La morte non è qualcosa per tutti: è riservata a pochi eletti perché tanto io morirò nel sonno, tra 80 anni, in tranquillità, senza sofferenze e patemi: cederò solo quando il mio povero cuore non avrà più l’energia sufficiente per battere. Morirò da vecchio, per cui ho tutta la vita davanti, tempo per commettere errori, ripararli e continuare nella mia esistenza, bella o brutta che sia. Anzi, meglio di merda che fa più cool, in perfetto maudit style.
Con queste premesse diventa difficile parlarne, specialmente di una delle varie barche traghettatrici verso questo stato, la malattia, ancora di più se questa malattia prende il nome di Aids, l’acronimo più conosciuto assieme a quello dell’Onu. Il mito della vita perfetta, terminabile solo con un leggero dolorino al petto che ci fa addormentare beatamente, si squaglia di fronte a questa sindrome virale, come si scioglierebbe di fronte a qualsiasi altra malattia o infezione: epatite C, tumore, arteriosclerosi, diabete, trombosi, ischemia, colite, mielofibrosi…

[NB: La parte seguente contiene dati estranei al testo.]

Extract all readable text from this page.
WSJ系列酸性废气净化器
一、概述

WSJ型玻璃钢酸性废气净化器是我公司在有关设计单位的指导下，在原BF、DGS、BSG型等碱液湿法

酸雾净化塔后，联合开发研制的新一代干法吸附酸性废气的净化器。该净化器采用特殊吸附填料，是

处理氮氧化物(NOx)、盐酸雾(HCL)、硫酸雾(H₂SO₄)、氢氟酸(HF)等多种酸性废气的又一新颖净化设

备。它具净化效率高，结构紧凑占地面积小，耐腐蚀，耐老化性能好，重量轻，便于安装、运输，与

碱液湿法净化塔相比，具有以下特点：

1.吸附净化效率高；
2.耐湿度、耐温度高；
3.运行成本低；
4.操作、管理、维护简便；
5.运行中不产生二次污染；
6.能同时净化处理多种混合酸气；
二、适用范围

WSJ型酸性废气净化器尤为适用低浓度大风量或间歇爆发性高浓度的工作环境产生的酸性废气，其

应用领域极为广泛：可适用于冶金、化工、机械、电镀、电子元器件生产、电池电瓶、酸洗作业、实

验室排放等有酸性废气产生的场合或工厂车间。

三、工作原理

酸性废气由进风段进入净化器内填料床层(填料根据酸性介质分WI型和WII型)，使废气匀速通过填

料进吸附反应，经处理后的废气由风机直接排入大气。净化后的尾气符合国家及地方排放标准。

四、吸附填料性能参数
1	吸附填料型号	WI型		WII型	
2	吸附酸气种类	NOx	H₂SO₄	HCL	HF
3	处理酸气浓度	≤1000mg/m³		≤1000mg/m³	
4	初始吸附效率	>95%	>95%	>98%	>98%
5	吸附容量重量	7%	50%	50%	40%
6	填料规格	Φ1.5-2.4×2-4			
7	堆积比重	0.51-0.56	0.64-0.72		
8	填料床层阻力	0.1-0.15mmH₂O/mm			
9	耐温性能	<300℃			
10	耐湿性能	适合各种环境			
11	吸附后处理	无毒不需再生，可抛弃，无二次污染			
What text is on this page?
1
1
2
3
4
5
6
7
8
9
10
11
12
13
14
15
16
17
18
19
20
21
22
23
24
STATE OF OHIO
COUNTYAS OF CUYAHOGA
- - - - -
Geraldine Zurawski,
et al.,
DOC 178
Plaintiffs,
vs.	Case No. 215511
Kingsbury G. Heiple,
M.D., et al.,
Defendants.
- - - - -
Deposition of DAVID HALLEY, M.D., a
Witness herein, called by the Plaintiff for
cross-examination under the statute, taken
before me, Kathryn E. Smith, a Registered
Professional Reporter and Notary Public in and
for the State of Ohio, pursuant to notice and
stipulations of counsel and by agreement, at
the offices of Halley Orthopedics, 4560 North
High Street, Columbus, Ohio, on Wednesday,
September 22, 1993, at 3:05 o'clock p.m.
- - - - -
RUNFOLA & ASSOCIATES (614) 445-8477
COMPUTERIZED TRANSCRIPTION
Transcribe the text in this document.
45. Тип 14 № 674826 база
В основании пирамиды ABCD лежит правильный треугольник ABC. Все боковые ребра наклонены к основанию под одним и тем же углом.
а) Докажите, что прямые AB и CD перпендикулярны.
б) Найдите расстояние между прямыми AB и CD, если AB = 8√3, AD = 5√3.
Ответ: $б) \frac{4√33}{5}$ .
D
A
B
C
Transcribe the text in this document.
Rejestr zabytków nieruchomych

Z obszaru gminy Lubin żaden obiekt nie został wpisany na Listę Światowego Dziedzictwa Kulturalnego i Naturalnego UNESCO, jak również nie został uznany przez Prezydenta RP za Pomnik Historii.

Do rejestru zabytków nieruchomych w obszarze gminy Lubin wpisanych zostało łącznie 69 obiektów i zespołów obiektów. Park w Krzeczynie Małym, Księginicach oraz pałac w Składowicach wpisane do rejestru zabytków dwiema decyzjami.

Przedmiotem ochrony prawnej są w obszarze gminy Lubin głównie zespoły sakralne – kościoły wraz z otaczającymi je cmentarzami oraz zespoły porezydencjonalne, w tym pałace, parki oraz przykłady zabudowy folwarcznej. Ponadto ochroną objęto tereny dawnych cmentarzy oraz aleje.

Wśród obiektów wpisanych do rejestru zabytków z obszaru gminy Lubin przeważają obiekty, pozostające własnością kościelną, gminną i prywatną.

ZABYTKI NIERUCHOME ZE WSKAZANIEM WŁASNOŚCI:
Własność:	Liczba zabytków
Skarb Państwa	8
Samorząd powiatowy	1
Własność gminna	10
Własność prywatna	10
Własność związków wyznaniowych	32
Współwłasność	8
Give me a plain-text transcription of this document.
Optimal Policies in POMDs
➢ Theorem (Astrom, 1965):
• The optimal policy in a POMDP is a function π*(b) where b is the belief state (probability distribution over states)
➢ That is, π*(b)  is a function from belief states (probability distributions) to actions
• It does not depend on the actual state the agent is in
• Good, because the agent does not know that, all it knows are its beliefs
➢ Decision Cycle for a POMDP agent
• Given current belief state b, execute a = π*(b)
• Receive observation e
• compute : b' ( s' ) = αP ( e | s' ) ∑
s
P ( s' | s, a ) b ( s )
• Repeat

La malattia, in questo modo, diventa un limite al sogno, un ostacolo alla vita: non si può più vivere, dimenticandosi però che mentre ci si immagina la bara si sta comunque vivendo, togliendo tempo a questa attività e buttandolo dietro a battiture sul petto e imprecazioni contro la crudeltà del mondo. La vita è tuttavia morte o, come direbbe Kierkegaard, è una malattia mortale, ma non è certo lei che può dirci come usarla. Spetta solo a noi decidere se vivere pensando a morire o viversi sentendosi vivi nonostante tutti i dolori.
Per l’Hiv/Aids il discorso diventa più complesso o, forse, lo si è reso artificialmente più complesso, trasformando una infezione/malattia in un cimitero ambulante senza speranza, senza considerare che per poter ambulare occorre essere vivi. Per questa ragione, presentiamo una inchiesta sul tema dell’Hiv/Aids e sul concetto di malattia e di vita.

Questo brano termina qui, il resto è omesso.